"Post-bariatric hypoglycemia is a profoundly life-altering condition for patients. Having unpredictable hypoglycemia that people cannot detect is really an unsafe situation," says Mary Elizabeth Patti, M.D., Associate Professor of Medicine at Harvard Medical School, Investigator at Joslin, and senior author on the paper. "This system provides a way to help individuals keep their glucose in a safe range."
Over two hundred thousand people in the United States have bariatric surgery each year. Some types of these surgeries not only shrink the size of the stomach, but also change the way food travels through the intestines. As a result, high levels of certain hormones are released from the intestine after eating, and these hormones increase insulin production. In some patients, the surgery can trigger the body to over-produce insulin, leading to sharp drops in blood glucose levels.
Current treatments for post-bariatric hypoglycemia include strictly regulated meal plans, and medications to reduce insulin production after meals. Once a low blood glucose develops, patients have to consume sugar. If the patient has lost consciousness, a family member may have to administer an emergency dose of glucagon, a medication that increases glucose. These treatments, however, are frequently not sufficient on their own and may lead to unhealthy swings in blood sugar.

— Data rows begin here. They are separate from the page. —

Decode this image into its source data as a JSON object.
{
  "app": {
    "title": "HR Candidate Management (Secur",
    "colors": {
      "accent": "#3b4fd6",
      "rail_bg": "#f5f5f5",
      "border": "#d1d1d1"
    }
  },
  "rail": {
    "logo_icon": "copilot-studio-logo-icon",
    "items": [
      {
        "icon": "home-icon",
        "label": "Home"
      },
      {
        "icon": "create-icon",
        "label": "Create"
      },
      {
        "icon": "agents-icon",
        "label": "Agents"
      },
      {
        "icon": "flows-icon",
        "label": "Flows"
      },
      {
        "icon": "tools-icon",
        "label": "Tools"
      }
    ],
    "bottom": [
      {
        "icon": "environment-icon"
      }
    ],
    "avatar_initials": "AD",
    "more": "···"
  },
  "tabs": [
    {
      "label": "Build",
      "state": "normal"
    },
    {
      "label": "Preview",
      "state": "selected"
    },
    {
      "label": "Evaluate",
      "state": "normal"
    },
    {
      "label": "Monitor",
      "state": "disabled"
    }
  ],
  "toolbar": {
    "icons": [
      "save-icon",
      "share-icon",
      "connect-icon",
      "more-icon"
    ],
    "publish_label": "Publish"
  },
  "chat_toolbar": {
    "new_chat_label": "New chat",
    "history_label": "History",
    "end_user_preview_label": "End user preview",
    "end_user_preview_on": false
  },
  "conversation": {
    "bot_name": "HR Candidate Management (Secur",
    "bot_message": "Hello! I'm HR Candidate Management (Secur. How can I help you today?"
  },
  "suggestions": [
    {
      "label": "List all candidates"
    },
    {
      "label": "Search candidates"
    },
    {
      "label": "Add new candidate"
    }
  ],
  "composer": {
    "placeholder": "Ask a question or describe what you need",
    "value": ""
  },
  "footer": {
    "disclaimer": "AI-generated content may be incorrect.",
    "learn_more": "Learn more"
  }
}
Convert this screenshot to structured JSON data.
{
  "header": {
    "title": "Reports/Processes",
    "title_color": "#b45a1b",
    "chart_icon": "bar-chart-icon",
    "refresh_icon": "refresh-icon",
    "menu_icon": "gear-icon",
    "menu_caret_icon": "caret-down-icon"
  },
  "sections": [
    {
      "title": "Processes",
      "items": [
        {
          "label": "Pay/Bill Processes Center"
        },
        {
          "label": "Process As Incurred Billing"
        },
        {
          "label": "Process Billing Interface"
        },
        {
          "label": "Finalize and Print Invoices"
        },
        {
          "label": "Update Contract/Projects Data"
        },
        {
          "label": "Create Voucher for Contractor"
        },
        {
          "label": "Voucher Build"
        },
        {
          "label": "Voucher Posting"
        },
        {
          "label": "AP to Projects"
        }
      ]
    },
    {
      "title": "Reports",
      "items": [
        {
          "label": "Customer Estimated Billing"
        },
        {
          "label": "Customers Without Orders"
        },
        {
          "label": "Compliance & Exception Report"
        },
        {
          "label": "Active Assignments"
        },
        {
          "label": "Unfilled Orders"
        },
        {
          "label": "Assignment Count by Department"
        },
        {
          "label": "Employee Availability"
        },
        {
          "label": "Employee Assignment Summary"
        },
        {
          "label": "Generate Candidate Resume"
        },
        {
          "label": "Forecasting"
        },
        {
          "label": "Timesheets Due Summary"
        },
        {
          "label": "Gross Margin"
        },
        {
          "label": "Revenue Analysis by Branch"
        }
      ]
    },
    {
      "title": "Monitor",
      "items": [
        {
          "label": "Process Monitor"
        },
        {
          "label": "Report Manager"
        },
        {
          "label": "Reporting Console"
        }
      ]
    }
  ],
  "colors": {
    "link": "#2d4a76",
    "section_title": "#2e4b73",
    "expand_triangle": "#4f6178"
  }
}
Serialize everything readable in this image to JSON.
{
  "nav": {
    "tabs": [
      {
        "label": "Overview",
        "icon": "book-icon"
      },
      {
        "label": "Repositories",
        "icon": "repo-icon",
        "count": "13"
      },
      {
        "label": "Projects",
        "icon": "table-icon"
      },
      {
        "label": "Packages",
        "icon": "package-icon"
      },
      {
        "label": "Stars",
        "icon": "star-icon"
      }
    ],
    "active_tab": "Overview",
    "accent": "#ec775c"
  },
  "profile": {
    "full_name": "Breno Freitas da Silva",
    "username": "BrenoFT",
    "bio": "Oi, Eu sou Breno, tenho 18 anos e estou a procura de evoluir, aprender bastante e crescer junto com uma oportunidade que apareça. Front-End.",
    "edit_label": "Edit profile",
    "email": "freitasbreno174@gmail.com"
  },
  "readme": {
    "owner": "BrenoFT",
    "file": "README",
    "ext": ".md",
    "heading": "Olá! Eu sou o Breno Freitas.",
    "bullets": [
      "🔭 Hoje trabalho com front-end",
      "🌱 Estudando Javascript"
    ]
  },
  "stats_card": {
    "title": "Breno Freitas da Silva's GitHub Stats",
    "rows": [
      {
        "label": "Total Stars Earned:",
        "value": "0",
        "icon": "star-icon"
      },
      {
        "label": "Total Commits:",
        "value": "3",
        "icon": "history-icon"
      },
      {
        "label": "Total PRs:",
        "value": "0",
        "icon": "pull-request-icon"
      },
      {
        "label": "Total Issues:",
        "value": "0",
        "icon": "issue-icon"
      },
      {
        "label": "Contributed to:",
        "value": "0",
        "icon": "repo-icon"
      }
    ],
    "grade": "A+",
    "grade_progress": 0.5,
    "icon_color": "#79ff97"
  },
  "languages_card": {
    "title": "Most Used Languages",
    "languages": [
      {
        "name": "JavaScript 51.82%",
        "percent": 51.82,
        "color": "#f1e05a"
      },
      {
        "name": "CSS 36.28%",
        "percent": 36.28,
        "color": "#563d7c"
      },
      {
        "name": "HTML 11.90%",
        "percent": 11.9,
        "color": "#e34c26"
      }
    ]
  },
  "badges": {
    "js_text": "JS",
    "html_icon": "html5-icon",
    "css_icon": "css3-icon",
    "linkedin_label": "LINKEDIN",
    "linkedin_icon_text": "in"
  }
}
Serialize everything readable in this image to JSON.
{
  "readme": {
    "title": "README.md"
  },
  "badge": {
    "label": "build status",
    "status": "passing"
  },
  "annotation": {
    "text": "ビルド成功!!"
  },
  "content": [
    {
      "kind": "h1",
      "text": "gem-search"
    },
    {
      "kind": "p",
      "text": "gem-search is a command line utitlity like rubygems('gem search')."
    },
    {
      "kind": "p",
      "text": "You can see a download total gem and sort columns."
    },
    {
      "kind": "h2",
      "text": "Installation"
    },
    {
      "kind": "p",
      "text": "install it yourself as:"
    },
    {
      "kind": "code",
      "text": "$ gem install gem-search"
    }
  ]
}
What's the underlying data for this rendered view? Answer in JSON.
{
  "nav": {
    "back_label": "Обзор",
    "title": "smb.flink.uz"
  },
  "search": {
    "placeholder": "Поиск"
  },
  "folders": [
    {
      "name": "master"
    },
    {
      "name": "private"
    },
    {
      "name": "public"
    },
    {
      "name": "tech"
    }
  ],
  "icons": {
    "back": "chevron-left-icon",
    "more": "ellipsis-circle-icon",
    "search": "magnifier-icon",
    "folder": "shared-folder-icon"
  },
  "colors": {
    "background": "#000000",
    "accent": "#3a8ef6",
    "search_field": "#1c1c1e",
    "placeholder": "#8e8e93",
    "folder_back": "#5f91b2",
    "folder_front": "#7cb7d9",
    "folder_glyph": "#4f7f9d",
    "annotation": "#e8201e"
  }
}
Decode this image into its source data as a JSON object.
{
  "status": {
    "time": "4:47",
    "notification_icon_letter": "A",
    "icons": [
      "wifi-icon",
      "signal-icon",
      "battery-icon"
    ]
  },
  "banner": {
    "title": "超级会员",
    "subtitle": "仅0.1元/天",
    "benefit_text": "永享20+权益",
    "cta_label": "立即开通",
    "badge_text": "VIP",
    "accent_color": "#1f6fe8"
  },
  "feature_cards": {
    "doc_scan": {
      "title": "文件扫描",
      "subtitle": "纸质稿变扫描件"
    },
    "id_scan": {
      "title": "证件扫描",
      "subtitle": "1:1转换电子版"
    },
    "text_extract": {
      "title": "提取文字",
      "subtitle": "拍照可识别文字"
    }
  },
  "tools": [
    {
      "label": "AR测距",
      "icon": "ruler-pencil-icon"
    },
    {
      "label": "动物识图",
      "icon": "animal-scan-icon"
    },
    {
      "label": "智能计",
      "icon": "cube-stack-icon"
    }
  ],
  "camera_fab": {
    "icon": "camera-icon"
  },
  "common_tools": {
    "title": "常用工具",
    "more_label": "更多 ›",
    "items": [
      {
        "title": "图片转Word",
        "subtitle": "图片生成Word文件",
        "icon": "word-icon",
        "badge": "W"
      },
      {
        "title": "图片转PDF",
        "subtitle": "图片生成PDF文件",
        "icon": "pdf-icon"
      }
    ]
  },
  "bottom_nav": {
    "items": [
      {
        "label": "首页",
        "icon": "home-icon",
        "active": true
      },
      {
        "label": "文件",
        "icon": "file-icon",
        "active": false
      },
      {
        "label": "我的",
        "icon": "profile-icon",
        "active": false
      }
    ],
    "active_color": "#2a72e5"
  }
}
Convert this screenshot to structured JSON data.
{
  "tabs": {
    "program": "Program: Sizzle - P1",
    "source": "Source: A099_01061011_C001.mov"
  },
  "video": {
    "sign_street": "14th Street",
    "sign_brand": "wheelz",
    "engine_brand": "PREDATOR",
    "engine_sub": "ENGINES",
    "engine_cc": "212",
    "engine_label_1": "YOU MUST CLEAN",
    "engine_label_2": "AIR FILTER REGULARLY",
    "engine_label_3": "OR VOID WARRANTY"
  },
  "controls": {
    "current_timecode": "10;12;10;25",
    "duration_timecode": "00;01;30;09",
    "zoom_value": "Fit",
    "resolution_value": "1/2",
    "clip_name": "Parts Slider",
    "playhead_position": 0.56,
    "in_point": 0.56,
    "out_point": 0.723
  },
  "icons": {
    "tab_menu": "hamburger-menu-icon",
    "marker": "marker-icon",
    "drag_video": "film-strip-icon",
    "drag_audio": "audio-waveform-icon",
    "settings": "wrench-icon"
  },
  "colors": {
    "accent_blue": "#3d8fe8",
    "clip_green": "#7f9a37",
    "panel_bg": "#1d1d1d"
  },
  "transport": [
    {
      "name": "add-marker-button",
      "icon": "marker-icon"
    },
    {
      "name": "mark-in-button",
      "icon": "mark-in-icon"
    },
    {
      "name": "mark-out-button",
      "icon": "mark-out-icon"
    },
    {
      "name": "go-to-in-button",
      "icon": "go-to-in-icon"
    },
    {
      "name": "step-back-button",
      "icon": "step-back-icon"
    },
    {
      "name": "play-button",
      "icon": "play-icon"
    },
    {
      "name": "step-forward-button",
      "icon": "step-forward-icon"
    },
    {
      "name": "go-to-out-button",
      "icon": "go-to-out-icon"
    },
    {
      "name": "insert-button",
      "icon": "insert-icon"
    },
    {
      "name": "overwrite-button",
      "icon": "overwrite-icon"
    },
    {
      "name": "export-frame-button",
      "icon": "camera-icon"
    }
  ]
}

"This new automated glucagon delivery system is an important development because it helps protect these patients from developing undetected or difficult to treat low blood sugars," says Christopher Mulla, MD, first author on the study. "Glucagon provides patients with a treatment that does not involve eating, which they are often afraid of doing, and it does not cause rebound high blood sugars, which can then trigger another low blood sugar."
The system grew from a collaboration between clinical and computational scientists at Joslin Diabetes Center and Harvard John A. Paulson School of Engineering and Applied Sciences. Work on this system began about four years ago, when Dr. Patti realized that artificial pancreas algorithms which had been developed to treat diabetes by study co-senior author Dr. Eyal Dassau, Director, Biomedical Systems Engineering Research Group at the Harvard John A. Paulson School of Engineering and Applied Sciences and his team, could similarly be developed to detect, treat, and prevent severe hypoglycemia.
The team tested whether a glucagon pump and CGM could communicate to provide an adequate dose of glucagon to treat an impending low. During this first phase, glucagon doses were administered by the study physicians. In this newly published paper, the team closed the loop and allowed Dr. Dassau's algorithm to sense impending low blood sugar levels and automatically deliver an appropriate glucagon dose under supervision by the medical team.